Slashdot Mirror


Genetic Database Hits One Billion Entries

ChocSnorfler writes to tell us that the Sanger Institute is reporting that their Genetic Record Database has hit one billion entries, making it the world's largest. From the announcement: "The Trace Archive is a store of all the sequence data produced and published by the world scientific community, including the Sanger Institute's own prodigious output as a world-leading genomics institution. To grasp how much data is in the Archive, if it were printed out as a single line of text, it would stretch around the world more than 250 times. Printing it out on pages of A4 would produce a stack of paper two-and-a-half times as high as Mount Everest.
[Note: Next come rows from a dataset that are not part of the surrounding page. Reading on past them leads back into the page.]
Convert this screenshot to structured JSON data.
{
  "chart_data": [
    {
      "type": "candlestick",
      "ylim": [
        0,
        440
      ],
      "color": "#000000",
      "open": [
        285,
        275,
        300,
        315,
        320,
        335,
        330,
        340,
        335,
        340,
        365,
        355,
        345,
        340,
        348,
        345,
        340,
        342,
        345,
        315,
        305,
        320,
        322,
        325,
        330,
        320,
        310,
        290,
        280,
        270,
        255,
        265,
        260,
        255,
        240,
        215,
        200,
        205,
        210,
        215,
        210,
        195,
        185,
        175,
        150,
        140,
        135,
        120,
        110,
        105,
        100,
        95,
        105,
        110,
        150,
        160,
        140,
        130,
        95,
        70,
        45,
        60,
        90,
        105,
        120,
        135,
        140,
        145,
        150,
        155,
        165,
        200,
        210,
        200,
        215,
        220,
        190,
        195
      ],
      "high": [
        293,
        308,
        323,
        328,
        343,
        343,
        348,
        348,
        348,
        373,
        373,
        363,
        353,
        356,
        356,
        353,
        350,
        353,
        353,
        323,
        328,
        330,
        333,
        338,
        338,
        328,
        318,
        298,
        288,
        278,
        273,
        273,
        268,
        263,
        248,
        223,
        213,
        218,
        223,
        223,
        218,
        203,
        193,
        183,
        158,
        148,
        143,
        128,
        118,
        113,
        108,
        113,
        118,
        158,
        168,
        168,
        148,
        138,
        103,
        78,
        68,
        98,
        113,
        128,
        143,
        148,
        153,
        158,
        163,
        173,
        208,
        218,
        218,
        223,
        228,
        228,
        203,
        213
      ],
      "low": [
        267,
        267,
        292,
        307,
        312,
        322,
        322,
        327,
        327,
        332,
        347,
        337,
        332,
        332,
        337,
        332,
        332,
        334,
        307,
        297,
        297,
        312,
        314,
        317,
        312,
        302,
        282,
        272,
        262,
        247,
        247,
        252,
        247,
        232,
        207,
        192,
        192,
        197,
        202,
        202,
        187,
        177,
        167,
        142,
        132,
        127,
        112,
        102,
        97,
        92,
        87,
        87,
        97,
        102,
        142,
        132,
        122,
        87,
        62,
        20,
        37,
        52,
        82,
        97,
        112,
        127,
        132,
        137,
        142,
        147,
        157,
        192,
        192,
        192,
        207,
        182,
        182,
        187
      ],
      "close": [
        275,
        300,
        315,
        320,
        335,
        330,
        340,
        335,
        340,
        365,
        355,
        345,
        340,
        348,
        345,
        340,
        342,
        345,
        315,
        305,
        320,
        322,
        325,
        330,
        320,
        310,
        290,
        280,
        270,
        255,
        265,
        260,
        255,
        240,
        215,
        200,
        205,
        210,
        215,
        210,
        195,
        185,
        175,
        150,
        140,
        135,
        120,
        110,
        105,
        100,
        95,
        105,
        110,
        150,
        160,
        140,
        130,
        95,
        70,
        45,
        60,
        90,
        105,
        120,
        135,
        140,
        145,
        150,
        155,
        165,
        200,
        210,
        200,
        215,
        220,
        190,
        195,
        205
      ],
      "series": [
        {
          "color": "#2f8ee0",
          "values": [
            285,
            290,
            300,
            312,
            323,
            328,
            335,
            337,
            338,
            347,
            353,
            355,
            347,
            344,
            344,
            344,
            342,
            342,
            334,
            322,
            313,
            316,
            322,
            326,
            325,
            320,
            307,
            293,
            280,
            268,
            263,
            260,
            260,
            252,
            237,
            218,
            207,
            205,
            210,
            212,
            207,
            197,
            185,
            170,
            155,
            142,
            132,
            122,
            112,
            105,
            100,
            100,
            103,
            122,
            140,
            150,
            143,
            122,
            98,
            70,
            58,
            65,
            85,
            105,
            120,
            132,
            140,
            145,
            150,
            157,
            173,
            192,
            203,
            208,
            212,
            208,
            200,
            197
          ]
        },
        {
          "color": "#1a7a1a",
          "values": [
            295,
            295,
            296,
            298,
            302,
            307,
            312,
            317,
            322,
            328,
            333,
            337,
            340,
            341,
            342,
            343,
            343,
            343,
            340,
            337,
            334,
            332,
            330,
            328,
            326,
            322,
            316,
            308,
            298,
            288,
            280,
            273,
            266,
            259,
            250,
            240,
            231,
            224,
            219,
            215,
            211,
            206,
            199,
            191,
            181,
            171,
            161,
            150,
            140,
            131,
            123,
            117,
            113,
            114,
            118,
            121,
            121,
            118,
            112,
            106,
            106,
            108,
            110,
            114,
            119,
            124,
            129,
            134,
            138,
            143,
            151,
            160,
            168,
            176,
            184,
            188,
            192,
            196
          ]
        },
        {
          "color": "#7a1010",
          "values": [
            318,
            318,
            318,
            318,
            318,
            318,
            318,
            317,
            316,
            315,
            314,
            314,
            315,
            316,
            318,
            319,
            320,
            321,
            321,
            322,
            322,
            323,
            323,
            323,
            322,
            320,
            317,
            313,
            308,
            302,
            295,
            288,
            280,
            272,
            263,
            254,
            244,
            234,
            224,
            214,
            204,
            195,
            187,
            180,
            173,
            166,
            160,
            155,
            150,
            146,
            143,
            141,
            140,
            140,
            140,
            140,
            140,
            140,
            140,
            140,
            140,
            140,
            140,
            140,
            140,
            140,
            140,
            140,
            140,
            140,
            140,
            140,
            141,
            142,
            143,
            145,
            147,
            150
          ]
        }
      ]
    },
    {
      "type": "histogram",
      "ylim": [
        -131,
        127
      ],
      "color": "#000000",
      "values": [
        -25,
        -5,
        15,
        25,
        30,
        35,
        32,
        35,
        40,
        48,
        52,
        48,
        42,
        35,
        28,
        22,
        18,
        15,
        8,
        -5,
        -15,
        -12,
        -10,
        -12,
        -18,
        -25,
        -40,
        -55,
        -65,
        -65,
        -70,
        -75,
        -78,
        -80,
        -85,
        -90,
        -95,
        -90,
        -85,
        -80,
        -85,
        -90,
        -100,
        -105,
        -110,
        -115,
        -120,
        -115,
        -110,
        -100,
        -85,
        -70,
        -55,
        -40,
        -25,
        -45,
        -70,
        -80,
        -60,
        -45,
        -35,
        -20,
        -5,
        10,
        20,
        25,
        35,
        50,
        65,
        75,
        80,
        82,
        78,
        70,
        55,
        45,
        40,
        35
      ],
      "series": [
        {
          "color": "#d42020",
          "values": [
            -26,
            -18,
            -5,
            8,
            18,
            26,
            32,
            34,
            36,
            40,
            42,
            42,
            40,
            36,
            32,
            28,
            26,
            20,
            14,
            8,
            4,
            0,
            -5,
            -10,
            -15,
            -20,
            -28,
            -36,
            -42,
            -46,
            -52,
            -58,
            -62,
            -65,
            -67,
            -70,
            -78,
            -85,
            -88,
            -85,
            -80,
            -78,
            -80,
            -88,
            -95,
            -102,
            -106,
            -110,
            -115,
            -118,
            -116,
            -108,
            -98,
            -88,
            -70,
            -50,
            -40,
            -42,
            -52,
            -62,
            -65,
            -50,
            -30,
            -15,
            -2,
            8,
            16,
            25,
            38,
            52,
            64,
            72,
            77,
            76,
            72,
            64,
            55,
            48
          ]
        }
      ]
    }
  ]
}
The Archive is 22 Terabytes in size and doubling every ten months."

6 of 189 comments (clear)

  1. 22TB is nothing. by Duncan3 · · Score: 3, Insightful

    Wow, that's almost 12U of rack space. Oh my *yawn*

    Now the fact that that's all genetic data, that's amazing considering a human is only ~1GB so 22,000 humans worth.

    --
    - Adam L. Beberg - The Cosm Project - http://www.mithral.com/
  2. So tired. So very, very tired. Of that. by ScentCone · · Score: 5, Insightful

    If we stacked up all of the useless length metaphors/comparisons from end to end, they'd still add up to a non-useful mental image of a billion genetic records.

    I mean, "printed out as a single line of text, it would stretch around the world more than 250 times" means what, in terms of helping us picture this? I take it that we're not supposed to be able to imagine a billion records, but we can all clearly picture some text wrapped around the planet 250 times? Ah, that's much more helpful!

    Now, I just got done re-indexing 10 million records in a database, and I can sort of picture 100 times that much work. This is slashdot! More nerdly examples, please.

    --
    Don't disappoint your bird dog. Go to the range.
  3. How big compressed? by Mr_Tulip · · Score: 3, Insightful

    I mean, most of that data is just redundant pairs of A-G C-T T-G etc...

    I reckon you could zip it up and it'll fit on a couple of floppy disks.

  4. The amazing thing is how SMALL it is. by sbaker · · Score: 5, Insightful

    All this hype about how vastly much paper you get if you print it all out misses the wonder of the thing.

    The wonder isn't how BIG the human genome is - the amazing thing is how *TINY* it is.

    The human genome is 3 billion base pairs...each base pair is one of only four possibilities - so two bits each. 750 Megabytes...that's one CD-ROM. There is a lot of redundancy in it too - many of those base pairs are never 'expressed' as proteins, many are replicated redundantly dozens of times. So with compression, or even just deleting the junk - you'd get it down to maybe 100 to 200 megs - tops.

    I find it utterly amazing that all that complexity is so amazingly compactly encoded.

    Yeah - that's a lot of bits of paper - or 600 floppy disks or some other bullshit - but by the standards of modern media, it's MICROSCOPIC.

    Announcements like this would do better to explain how LITTLE data this really is - that's the wonder of the thing.

    --
    www.sjbaker.org
  5. Re:For God's sake, don't print it! by Firehed · · Score: 3, Insightful
    Right. Because hard drives aren't ever going to be made from today forward, and certainly won't get bigger in capacity.

    If I'm doing the math right, that would put the storage needed at about 25EB eight years out from now (about ten doublings is 1024 times the current needs). Which is only 50,000 500GB drives. While certainly quite a lot, if the average hard drive space is even 10GB, times millions of computers just in the US, I think we're set. Seagate probably sells that much storage every week.

    I'm pretty sure we'll run out of species to map the genetic info of before we run out of space to store that info.

    Still, quite the accomplishment.

    --
    How are sites slashdotted when nobody reads TFAs?
  6. Re:Dubious claims by timeOday · · Score: 4, Insightful
    Such claims should be taken with a grain of salt until they reveal what fonts and point sizes they use.
    Let me interpret for you: it's a lot.

    What's incredibly more lame is that 99% of the slashdot comments on this article so far are stuck on units of measure. Clearly it's a lot. Instead of debating the length of a piece of string, how about some discussion on how to distribute and analyze so much data. At this point I'd almost welcome some grousing about patents or dumb google DNA-related theories. We're barely scratching the surface on understanding genetic data. Even finding approximate substring matches within samples is fairly difficult. Here we have the world's biggest crossword puzzle which encodes the secrets of life itself and most of you guys are stuck on the point size of the font.